リューカデンドロンのせい


~ 九月四日(月) 放課後 二十センチ ~


  リューカデンドロンの花言葉 閉じた心を開いて



 先週の距離からは急接近ながら、既定の位置より離れた席に座るのは、俺を除いたすべての人に優しい藍川あいかわ穂咲ほさき

 そのことが少し嬉しくもあり、猛烈に悲しくもある。


 スパティフィラムを見た俺が、穂咲のおばさんにビームとか撃てそうなどと言ったもんだからきっと調子に乗ったのだろう。

 今日の穂咲は、随分と後ろに長くお団子を作って、そこに挿した三本のリューカデンドロンの房を頭の上に寝かせて置いている。

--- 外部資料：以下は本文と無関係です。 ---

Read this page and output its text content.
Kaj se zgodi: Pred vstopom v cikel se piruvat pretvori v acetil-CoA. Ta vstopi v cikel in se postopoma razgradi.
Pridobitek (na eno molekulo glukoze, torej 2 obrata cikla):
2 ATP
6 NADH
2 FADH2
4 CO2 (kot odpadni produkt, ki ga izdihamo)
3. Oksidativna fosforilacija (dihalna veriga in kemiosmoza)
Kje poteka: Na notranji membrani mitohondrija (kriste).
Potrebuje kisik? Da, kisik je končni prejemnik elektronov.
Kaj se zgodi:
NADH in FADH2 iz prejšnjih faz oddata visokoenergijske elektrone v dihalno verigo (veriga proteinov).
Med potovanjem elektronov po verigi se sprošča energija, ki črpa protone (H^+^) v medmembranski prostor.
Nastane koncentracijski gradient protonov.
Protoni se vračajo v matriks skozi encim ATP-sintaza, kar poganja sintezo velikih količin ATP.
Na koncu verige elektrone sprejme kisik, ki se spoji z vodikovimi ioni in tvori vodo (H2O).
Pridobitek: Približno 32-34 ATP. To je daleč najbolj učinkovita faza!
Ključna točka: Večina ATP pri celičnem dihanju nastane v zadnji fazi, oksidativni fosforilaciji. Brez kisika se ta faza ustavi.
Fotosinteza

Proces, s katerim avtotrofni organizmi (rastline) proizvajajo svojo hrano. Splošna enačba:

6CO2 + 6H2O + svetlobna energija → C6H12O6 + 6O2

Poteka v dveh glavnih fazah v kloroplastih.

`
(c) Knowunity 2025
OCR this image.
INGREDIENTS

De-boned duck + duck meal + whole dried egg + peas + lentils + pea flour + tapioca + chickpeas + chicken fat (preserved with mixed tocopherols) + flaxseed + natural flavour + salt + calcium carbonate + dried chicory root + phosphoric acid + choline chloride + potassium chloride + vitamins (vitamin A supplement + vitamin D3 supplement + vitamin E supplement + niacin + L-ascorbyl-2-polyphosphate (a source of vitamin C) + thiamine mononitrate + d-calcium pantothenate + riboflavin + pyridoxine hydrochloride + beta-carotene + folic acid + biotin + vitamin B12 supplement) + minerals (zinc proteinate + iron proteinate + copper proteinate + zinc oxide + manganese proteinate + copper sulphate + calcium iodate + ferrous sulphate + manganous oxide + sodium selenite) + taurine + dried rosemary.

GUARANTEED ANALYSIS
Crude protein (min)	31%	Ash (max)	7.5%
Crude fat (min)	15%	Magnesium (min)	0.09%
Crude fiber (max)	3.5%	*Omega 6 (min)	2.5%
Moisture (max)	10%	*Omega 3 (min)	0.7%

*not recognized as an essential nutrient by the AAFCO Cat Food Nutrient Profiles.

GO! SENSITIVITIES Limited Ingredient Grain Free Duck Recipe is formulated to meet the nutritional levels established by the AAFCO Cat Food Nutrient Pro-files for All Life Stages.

 うろこ状に葉で覆われた茎の先、幾重にも重なったうろこが開いたような赤いリューカデンドロン。


 まるで宇宙戦艦のビーム砲。

 正面に立つ敵を薙ぎ払う。


 ……久しぶりに、バカとすら思わない。

 呆れてものが言えないよ。


 いよいよ文化祭も近付いて、土日返上でセット作りなどしてクラスも団結ムード。

 今日は、衣装の準備。

 役者の採寸だ。


 でもこれ、すごく恥ずかしい。

 緊張なのです。



「秋山君、なんでドキドキしてるの?」

「自分でも分かりません。女子に胸囲測られたことなんか無いからかも」

「秋山君の胸囲はドキドキしてない時が八十センチ。してる時が八十五センチね」

「さすがに冗談だよね?」


 俺を囲んでいた女子三人が、一斉に笑い出す。

 うーん、俺も一緒に笑った方がいいのかな?

 女子ならではの冗談は分かり難いよ。


 そんな賑やかなみんなが離れて行くと、代わりに六本木君が話しかけてきた。


「じゃあ八十五センチで作らなきゃな。道久、舞台の上でずっとドキドキしてそうだし」

「ほんとだよ、今から緊張するぜ。……あ、渡さん」


 今日もちょっと不機嫌そうな顔をした渡さん。

 六本木君の横に立つと、メジャーを肩に当て始めた。


「王子次点だからね、測らなきゃ」

「そんな必要無いよ。道久のサイズで作れば俺だって着れるさ」

「でも……」

「何着も作ってる余裕がないことくらい分かるだろ? ほら、早く他のみんなを測ってやれって」


 そう言われた渡さんは口を尖らせると、しょんぼりして教室を出て行っちゃった。


 うーん。


「……六本木君、今のはちょっとかわいそうだ」

「え? ああ、大丈夫だって」


 中学の頃から仲のいい二人。

 美男美女のお似合いカップル。


 ……いや、カップルじゃなかったっけ。


「なあ、六本木君たちは付き合わないのか?」

「うーん。……きっかけが無いって感じかな。そんなことよりお前らは?」

「そんな気が無いって感じかな」


 またまたーとかやめてください。

 肘で突かないでください。

 あっちに行ってください。


 俺は居心地が悪くなって後ろを向いた。

 すると、にわかに上がった女子の悲鳴。

 何事?


「ちょっと! こっち見ないでって声かけたじゃない!」


 俺のすぐ後ろ。

 さっきの三人組に囲まれてる女子が胸を押さえて俺をにらむ。

 ああ、バストサイズを測ってたのね。

 服の上から測っているとは言え、そりゃ気を付けなきゃ。


 とは言えどっちを向いていよう。

 ああ、窓際には一人しかいないからこっちを向くか。


 そう考えて穂咲の方を向いたら、ちょうどバンザイのタイミング。

 採寸してた子が、胸に巻いたメジャーを慌ててほどく。


 俺と目を合わせながら、スローモーションで胸を隠して。

 タレ目にうっすら涙を溜めながらプルプル震え始めたけど。


「服は着てるでしょうに。減るもんじゃなし、何を恥ずかしがってんのさ」


 俺の一言を聞いて、クラス中から大ブーイング。

 そんな俺の肩が、六本木君に叩かれる。


「道久。お前は誰にでも優しいのに、なんで藍川にだけ冷たいんだ?」


 あれえええええ!?

 穂咲が俺にだけ厳しいんじゃなくて、俺が穂咲にだけ冷たかったのか!?


 そして頭を抱えた俺は、人生初の体験をすることになった。

 まさか女子全員から、同時に言われることになるなんて。